Key Findings and Insights
Optimal Attribution Approaches
- Citation methods generally yielded superior evidence quality compared to other approaches across most tasks, particularly when using large models like GPT-3.5 and GPT-4. This affirms the capability of LLMs to effectively manage retrieval tasks internally.
- Post-hoc methods showed improved performance in summarization tasks and when using smaller models like Longchat.
- The context reduction strategy did not consistently enhance performance, suggesting long documents' logical coherence might be disrupted, affecting LLM processing.
Positional Bias Analysis
- No significant "Lost in the Middle" phenomenon was observed; however, response quality often diminished when evidence appeared later in documents, indicating a positional performance dependency.
- The evidence distribution analysis reflected that models followed gold distribution patterns except for tasks like GovReport, where biases towards document beginnings were visible.

Figure 2: Evidence distribution and response quality analysis across document positions.
Evidence and Response Quality Correlation
Practical Implications and Future Directions
The study indicates that integrating attribution capabilities in LLMs can boost their validity and trustworthiness, especially in exploratory and verification-heavy domains.
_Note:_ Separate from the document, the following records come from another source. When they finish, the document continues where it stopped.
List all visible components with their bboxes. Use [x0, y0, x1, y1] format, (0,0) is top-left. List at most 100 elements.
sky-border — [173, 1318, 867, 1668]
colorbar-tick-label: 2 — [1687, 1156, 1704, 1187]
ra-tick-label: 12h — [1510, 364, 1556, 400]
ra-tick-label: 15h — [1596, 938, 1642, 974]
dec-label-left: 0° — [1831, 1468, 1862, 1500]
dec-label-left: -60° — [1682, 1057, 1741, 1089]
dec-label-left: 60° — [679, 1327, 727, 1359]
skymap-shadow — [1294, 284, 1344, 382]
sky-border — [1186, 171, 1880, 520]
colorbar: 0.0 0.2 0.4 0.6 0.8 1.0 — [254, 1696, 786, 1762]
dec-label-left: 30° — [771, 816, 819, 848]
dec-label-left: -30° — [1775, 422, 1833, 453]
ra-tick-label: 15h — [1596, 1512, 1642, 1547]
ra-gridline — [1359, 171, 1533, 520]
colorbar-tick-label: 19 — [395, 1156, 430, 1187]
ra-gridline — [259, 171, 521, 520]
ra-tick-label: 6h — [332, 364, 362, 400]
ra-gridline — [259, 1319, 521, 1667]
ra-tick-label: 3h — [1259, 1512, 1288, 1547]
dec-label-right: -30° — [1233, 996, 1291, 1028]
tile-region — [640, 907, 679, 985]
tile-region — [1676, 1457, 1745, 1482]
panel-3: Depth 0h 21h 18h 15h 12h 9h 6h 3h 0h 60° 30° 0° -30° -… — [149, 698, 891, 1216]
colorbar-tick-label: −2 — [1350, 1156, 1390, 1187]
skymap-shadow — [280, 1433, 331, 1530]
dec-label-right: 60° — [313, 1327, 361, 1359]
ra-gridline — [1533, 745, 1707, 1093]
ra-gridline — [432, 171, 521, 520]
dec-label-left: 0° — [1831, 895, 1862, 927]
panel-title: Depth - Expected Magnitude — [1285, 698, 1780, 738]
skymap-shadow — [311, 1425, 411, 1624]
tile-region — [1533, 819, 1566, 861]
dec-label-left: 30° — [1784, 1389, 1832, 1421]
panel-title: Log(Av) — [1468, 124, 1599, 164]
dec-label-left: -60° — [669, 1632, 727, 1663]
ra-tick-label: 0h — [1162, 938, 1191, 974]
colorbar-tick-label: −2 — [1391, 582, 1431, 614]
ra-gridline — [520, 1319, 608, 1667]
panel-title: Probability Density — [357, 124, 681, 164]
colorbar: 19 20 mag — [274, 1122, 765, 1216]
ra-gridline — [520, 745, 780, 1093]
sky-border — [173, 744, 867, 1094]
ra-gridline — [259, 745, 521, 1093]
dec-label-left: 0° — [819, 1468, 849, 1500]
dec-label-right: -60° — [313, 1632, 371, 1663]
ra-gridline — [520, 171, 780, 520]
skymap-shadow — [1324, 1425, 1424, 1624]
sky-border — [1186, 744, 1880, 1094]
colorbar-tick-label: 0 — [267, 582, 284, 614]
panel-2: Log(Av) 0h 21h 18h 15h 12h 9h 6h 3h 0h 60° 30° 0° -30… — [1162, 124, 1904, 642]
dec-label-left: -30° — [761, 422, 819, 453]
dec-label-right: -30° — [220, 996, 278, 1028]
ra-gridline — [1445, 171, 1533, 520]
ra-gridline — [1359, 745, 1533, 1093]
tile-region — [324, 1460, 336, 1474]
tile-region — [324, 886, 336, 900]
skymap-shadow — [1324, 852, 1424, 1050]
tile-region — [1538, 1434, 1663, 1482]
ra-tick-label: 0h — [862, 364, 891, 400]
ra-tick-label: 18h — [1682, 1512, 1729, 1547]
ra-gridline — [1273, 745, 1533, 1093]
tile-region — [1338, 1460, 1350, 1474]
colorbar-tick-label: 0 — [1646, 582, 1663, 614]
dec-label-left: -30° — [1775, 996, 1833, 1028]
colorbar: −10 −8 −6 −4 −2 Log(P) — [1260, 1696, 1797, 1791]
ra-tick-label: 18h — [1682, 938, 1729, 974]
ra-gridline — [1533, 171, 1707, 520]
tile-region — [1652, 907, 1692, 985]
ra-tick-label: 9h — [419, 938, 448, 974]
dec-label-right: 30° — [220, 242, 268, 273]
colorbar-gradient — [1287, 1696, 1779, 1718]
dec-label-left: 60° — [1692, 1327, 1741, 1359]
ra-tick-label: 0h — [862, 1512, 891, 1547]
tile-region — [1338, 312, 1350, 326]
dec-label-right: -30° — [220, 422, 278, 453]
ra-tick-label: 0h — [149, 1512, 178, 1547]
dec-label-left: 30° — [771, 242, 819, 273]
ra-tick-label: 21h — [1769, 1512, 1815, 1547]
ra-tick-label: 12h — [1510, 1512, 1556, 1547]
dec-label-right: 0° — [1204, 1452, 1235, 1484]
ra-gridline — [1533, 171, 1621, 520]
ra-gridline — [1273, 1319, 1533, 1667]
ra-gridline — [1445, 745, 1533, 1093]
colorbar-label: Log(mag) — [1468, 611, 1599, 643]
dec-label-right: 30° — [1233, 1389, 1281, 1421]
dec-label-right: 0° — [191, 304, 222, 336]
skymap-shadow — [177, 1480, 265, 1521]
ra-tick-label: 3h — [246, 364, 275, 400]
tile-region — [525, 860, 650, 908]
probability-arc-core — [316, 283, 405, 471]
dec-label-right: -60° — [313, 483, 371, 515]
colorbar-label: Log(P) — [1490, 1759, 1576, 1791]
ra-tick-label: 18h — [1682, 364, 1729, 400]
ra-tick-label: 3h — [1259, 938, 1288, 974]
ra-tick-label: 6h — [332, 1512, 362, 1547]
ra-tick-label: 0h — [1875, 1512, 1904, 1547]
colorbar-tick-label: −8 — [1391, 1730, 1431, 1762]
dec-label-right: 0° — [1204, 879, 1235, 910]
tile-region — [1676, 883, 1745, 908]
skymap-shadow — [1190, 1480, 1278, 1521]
Moving forward, enhancing LLMs' proficiency in citing evidence for complex claim responses and advancing automatic evaluation models for attributability could elevate LLM usability in professional environments requiring high accuracy and reliability.
Conclusion
"Attribute or Abstain" underscores the potential and complexities of leveraging LLMs for long-document scenarios with a focus on evidence attribution. The insights into models' evidence-retrieval capabilities and positional biases offer a foundation for furthering research in developing more sophisticated AI systems capable of rigorous attribution, enhancing both trust and utility in academic and professional fields.